Dear readers, I was underwhelmed, when I should have been encouraged.
The model on display is entirely schematic - red and blue blobs to distinguish between commercial and residential areas, so you can't easily tell what the scale of most of the proposed development is likely to be.
I may have been unduly influenced by the attitude of the architect who was presenting it, who became overly defensive of the display when I gently pointed out that the boundary line of the "core area of opportunity and focus of regeneration" seemed to cut off the southern two bays of the Metropolitan Tabernacle.
And, to be fair, she in turn may have been p****d off, at the end of a long day, because a couple of elderly locals were turning to me, the articulate white thirtysomething man in suit and tie, as the obvious source to explain the plan. Most of the rest of her colleagues from Southwark and the various consultants present hardly seemed to be making an effort to engage passers-by.
I strongly recommend that you do try and catch up with the exhibition. If you are persuasive, they may even part with a regeneration newsletter and feedback form, and also a free CD-ROM of a PDF version of the 62 page "Framework for Development"
[This has large number of glossy pictures of squeaky clean aspirational urban developments across Europe set against the narrative. Unfortunately the darn thing is designed for large page format (but not large print) publication, so I wouldn't recommend trying to print it on A4 at home].
I'm still ploughing my way through it. Overall, despite the gloss this framework looks a lot more likely to be delivered than the SLR scheme of a few years ago. However, as MM suspected, it will be a good few years before the main project starts on the Heygate, shopping centre and station starts. We might as well start lobbying for a new lick of paint for the shopping centre in the meantime.
I was interested to see (page 18 in Section 4, that the owners of the London Park hotel (former Rowton House west of St Mary's churchyard) want to put a residential development on that site, and Southwark are looking at the opportunity for "a high quality 'gateway' development quite early on in the process of regenerating the area". The site is identified in the framework for "medium rise" (6-10 storeys), rather than "medium high rise" (8-12 storeys), with "high rise" (30 plus storeys) only being around the railway station. I wonder whether Southwark will manage to hold the developers to this if they are being spurred on by the Mayor to squeeze in extra housing.

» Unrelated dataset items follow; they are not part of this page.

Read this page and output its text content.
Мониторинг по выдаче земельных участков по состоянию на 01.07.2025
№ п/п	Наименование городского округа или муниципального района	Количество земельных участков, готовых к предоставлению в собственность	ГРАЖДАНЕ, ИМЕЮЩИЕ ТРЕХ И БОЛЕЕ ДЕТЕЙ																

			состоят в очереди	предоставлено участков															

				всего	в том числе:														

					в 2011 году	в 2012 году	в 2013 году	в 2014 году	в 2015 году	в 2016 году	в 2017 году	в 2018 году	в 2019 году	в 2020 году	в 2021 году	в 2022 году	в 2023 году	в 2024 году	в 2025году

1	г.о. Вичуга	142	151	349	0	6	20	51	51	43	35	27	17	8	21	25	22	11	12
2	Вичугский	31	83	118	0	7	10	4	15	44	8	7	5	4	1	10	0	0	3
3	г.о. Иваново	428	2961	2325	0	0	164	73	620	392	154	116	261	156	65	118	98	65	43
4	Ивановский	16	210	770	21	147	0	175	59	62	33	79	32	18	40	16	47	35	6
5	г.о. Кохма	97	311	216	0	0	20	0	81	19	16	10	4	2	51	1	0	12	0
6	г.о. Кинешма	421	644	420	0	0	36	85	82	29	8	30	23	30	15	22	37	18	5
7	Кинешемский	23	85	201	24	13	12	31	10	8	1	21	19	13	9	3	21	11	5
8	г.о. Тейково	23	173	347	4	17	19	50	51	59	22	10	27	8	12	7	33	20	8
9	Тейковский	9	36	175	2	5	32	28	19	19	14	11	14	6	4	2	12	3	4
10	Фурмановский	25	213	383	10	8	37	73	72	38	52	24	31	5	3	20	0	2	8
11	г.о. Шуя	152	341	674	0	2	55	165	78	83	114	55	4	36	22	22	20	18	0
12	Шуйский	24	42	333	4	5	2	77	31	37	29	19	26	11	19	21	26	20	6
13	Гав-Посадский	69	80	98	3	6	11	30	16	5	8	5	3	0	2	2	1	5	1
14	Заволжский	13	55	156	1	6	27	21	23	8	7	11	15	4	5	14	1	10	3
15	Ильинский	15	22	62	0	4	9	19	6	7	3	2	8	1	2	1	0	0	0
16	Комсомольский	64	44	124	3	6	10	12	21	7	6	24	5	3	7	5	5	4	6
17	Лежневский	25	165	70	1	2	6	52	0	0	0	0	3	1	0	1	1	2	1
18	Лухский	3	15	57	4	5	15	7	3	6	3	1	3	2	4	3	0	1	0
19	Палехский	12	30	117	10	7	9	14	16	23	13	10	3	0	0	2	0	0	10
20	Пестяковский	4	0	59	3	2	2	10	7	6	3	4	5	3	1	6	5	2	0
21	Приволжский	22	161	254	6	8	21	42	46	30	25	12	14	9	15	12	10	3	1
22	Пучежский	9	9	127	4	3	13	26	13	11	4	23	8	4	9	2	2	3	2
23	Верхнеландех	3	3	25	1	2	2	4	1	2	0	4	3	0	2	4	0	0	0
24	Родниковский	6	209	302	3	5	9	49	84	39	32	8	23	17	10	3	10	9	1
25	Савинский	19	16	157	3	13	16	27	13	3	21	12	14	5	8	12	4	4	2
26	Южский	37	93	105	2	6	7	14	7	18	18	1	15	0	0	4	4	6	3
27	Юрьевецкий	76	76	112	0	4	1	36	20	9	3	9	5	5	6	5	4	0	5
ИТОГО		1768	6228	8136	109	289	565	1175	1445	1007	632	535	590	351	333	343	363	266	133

It seems that car traffic will be banned from London Road. I can see that this makes sense, if the new tram route is to be accomodated, but how will this affect the businesses and people living in London Road. Shops and restaurants will need deliveries etc. Will access be possible 'off-peak'?
Yes, I saw the proposal to cut car traffic from London Road - which would mean turning St Georges Rd into a two-way road again. That's a bit of a shame, because with congestion charging, St GEorges' Rd is rather peaceful during the day now. On another matter, I haven't quite figured out where all the in-fill housing is due to be built, to relocate Heygate tenants. Surely that needs to happen quite quickly because they can't start demolishing the Heygate until there's somewhere for people to go.
From the "Framework for Development" on CD-rom - I don't write this stuff. The "South Newington Regeneration Cluster" mentioned appears to be the open spaces around Hanworth House (is it part of the Brandon Estate) at the junction of Camberwell New Road and John Ruskin Street.
" IPG 1.7HA: Housing: Relocation of Heygate residents.
Heygate Estate occupies a key area within the core site. It is proposed that as part of the redevelopment process that the buildings will be demolished and the existing social housing units (1,100 public sector) will be re-provided on key sites around the
Elephant & Castle.
As part of the Framework process a number of alternative sites have been considered. This information was presented to the Executive on 11 February 2003. As a result a list of key sites and locations have been confirmed as having the potential to deliver
new housing development to accommodate the residents transferred from the Heygate Estate (see Figure 6.4).
The majority of these sites are included within four new regeneration areas or clusters that have been identified as part of the Framework process (see Figure 6.4):
• Harper Road.
• St. Mary's Churchyard.
• Rodney Road.
• South Newington.
It is anticipated that the new housing proposed within each of these areas or clusters will be brought forward in the context of area based improvement strategies, each of
which will comprise a series of projects and initiatives designed to tackle issues including:
• Safety and security.
• Quality of the public/ private realm.
• Quality of existing open space.
• The upgrading of existing and the provision of new facilities.
• Traffic management and car parking.
It is anticipated that these area based strategies will be brought forward for consultation with local residents in the period to September 2003 and will be adopted within part two of the Framework IPG (see Figure 6.2).
In addition to defining the environmental improvement projects that will be brought forward in parallel with the implementation of the new housing development, each strategy will:
• Confirm the location and extent of each of the proposed housing sites.
• Contain building specific guidance for each of the proposed housing sites that will address issues including design, density, house type, tenure mix, energy efficiency, standards in terms of mobility, Lifetime Homes standards, treatment of the public/ private realm, and car parking."